Gazing at the ashes as they spread from a tight cluster into a shotgun-like dispersion in the bright, greenish-blue hues of the water, I saw Harrison’s life something like those ashes that disappeared so quickly. In one instance, they were so real and tangible, something we could touch and handle, and even try to control. And in the next moment,  I could see life in a fast-forwarding like motion. Before our eyes, life as we know it dissipates into the earth, back into the source from which it came, as rapidly as the water engulfed those ashes, as quickly as the fog lifts in the morning. 

But then, raising my gaze from the water to the sunlight streaming through the trees surrounding our little cove, I also knew something else about this life: it is more than we can see with our eyes, touch with our hands, and grasp with our arms. 

Yes, it is here and gone, but it also endures forever. What’s real won’t die, and although we exert ourselves with feeble efforts to remember, latching on to rituals of one sort or another, we know it’s all we have, and even that slips through our fingers.
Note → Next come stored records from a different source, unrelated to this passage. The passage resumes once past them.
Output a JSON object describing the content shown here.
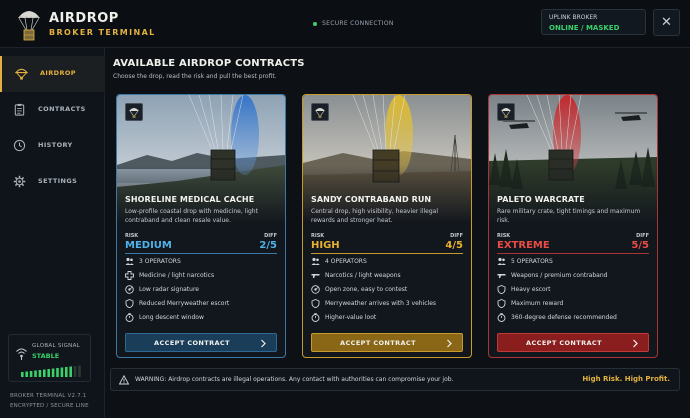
{
  "app": {
    "brand_title": "AIRDROP",
    "brand_subtitle": "BROKER TERMINAL",
    "secure_status": "SECURE CONNECTION",
    "uplink_label": "UPLINK BROKER",
    "uplink_status": "ONLINE / MASKED",
    "close_glyph": "✕"
  },
  "sidebar": {
    "items": [
      {
        "label": "AIRDROP",
        "icon": "parachute-icon",
        "active": true
      },
      {
        "label": "CONTRACTS",
        "icon": "clipboard-icon",
        "active": false
      },
      {
        "label": "HISTORY",
        "icon": "clock-icon",
        "active": false
      },
      {
        "label": "SETTINGS",
        "icon": "gear-icon",
        "active": false
      }
    ],
    "signal_label": "GLOBAL SIGNAL",
    "signal_status": "STABLE",
    "signal_level_bars": 12,
    "signal_total_bars": 14,
    "build_line1": "BROKER TERMINAL V2.7.1",
    "build_line2": "ENCRYPTED / SECURE LINE"
  },
  "main": {
    "title": "AVAILABLE AIRDROP CONTRACTS",
    "subtitle": "Choose the drop, read the risk and pull the best profit.",
    "cards": [
      {
        "name": "SHORELINE MEDICAL CACHE",
        "description": "Low-profile coastal drop with medicine, light contraband and clean resale value.",
        "risk_label": "RISK",
        "risk": "MEDIUM",
        "diff_label": "DIFF",
        "difficulty": "2/5",
        "features": [
          {
            "icon": "operators-icon",
            "text": "3 OPERATORS"
          },
          {
            "icon": "medical-cross-icon",
            "text": "Medicine / light narcotics"
          },
          {
            "icon": "radar-icon",
            "text": "Low radar signature"
          },
          {
            "icon": "shield-icon",
            "text": "Reduced Merryweather escort"
          },
          {
            "icon": "timer-icon",
            "text": "Long descent window"
          }
        ],
        "button": "ACCEPT CONTRACT",
        "accent": "#4fb1ea"
      },
      {
        "name": "SANDY CONTRABAND RUN",
        "description": "Central drop, high visibility, heavier illegal rewards and stronger heat.",
        "risk_label": "RISK",
        "risk": "HIGH",
        "diff_label": "DIFF",
        "difficulty": "4/5",
        "features": [
          {
            "icon": "operators-icon",
            "text": "4 OPERATORS"
          },
          {
            "icon": "weapon-icon",
            "text": "Narcotics / light weapons"
          },
          {
            "icon": "radar-icon",
            "text": "Open zone, easy to contest"
          },
          {
            "icon": "shield-icon",
            "text": "Merryweather arrives with 3 vehicles"
          },
          {
            "icon": "timer-icon",
            "text": "Higher-value loot"
          }
        ],
        "button": "ACCEPT CONTRACT",
        "accent": "#e8b030"
      },
      {
        "name": "PALETO WARCRATE",
        "description": "Rare military crate, tight timings and maximum risk.",
        "risk_label": "RISK",
        "risk": "EXTREME",
        "diff_label": "DIFF",
        "difficulty": "5/5",
        "features": [
          {
            "icon": "operators-icon",
            "text": "5 OPERATORS"
          },
          {
            "icon": "weapon-icon",
            "text": "Weapons / premium contraband"
          },
          {
            "icon": "shield-icon",
            "text": "Heavy escort"
          },
          {
            "icon": "shield-icon",
            "text": "Maximum reward"
          },
          {
            "icon": "timer-icon",
            "text": "360-degree defense recommended"
          }
        ],
        "button": "ACCEPT CONTRACT",
        "accent": "#ea4b45"
      }
    ]
  },
  "footer": {
    "warning": "WARNING: Airdrop contracts are illegal operations. Any contact with authorities can compromise your job.",
    "tagline": "High Risk. High Profit."
  },
  "colors": {
    "gold": "#e3b13d",
    "green": "#3ad06a",
    "background": "#0d1116"
  }
}
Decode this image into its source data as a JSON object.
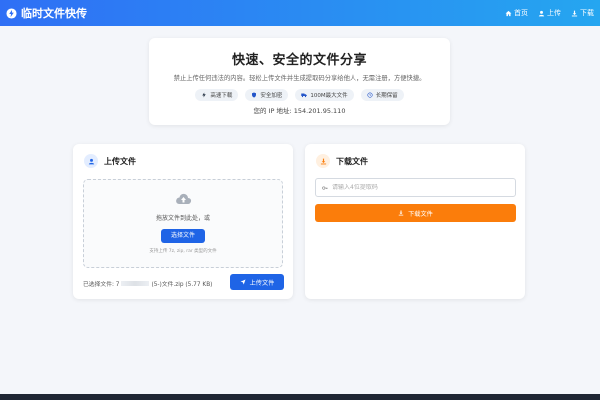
{
  "header": {
    "brand": "临时文件快传",
    "nav": [
      {
        "label": "首页",
        "icon": "home-icon"
      },
      {
        "label": "上传",
        "icon": "user-icon"
      },
      {
        "label": "下载",
        "icon": "download-icon"
      }
    ]
  },
  "hero": {
    "title": "快速、安全的文件分享",
    "subtitle": "禁止上传任何违法的内容。轻松上传文件并生成提取码分享给他人，无需注册，方便快捷。",
    "features": [
      {
        "label": "高速下载",
        "icon": "bolt-icon"
      },
      {
        "label": "安全加密",
        "icon": "shield-icon"
      },
      {
        "label": "100M最大文件",
        "icon": "truck-icon"
      },
      {
        "label": "长期保留",
        "icon": "clock-icon"
      }
    ],
    "ip_label": "您的 IP 地址:",
    "ip_value": "154.201.95.110"
  },
  "upload_card": {
    "title": "上传文件",
    "drop_text": "拖放文件到此处，或",
    "choose_label": "选择文件",
    "support_text": "支持上传 7z, zip, rar 类型的文件",
    "selected_prefix": "已选择文件: 7",
    "selected_suffix": "(5-)文件.zip (5.77 KB)",
    "upload_label": "上传文件"
  },
  "download_card": {
    "title": "下载文件",
    "code_placeholder": "请输入4位提取码",
    "download_label": "下载文件"
  },
  "colors": {
    "header_start": "#2f6ff5",
    "header_end": "#25a6f0",
    "primary": "#1f64e6",
    "accent_orange": "#fb7d0b"
  }
}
It will never be enough, we know. Still, it will have to sustain us for now—until, oh, happy day, on that great gettin’ up morning, when the Lord splits the eastern sky—only then will we taste and see how good the Lord really is, and only then will we feel and know our loved ones in a way we could have only imagined.  But now, this moment is all we have, and all we can do is wait and work and hope and watch. 

We carry on with life as we know it, anticipating life as we don’t know it.

“Any more of that Chocolate Oreo cake?” I asked as Lori carried the urn with Harrison’s ashes back to the lake house.

“I think I’ll have some and remember, once more.”